Naturismo na Galheta é cercada por vegetação, em Florianópolis – Foto: Arquivo/ND

Uma das autoridades combatentes da prática de naturismo na Galheta é a vice-prefeita de Florianópolis, Maryanne Mattos. À frente da SMSOP (Secretaria Municipal de Segurança e Ordem Pública de Florianópolis), ela afirma que um dos objetivos da sua gestão é “devolver a Praia da Galheta para a sociedade”, combatendo possíveis práticas de assédios e atos sexuais ao longo da trilha e da faixa de areia da praia.

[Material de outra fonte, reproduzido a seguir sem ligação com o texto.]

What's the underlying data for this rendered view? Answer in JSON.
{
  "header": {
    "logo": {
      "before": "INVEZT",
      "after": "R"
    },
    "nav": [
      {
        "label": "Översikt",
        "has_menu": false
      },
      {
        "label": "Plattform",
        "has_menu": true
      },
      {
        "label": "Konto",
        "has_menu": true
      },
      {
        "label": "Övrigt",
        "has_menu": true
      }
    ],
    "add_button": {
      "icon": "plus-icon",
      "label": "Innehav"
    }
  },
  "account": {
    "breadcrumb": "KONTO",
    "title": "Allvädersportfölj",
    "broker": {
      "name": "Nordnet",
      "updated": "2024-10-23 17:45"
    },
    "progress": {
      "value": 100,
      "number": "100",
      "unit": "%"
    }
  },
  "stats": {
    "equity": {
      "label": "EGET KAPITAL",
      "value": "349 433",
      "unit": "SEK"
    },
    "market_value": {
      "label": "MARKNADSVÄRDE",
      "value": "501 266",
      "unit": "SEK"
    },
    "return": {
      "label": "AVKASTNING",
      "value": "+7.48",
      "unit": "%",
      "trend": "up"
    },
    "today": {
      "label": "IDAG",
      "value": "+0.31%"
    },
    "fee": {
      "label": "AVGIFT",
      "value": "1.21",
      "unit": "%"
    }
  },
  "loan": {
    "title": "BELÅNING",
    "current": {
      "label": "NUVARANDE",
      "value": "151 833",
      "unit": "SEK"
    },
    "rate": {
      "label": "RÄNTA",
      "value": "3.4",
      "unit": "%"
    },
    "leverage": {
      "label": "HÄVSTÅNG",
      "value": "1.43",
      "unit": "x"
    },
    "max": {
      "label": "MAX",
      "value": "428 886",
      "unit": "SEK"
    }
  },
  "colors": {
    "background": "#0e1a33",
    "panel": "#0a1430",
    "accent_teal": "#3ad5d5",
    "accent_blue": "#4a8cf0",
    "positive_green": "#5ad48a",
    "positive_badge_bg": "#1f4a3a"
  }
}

As ações recentes de fiscalização da gestão da SMSOP são alvos de críticas por parte de associações de naturistas e de políticos de oposição na Câmara de Florianópolis.

‘Mapa do sexo’ reacendeu debate sobre naturismo na Galheta

Segundo Maryanne, pontos registrados em um “mapa do sexo” está em posse da prefeitura. Nele, há pontos marcados com um alfinete amarelo, que são onde teriam sido registrados flagrantes ou rastros de sexo ao longo da trilha da praia da Galheta (veja abaixo).

Já as linhas laranjas são “rotas clandestinas”, abertas por praticantes de sexo ao ar livre, que culminam principalmente em moitas e áreas de vegetação mais densa.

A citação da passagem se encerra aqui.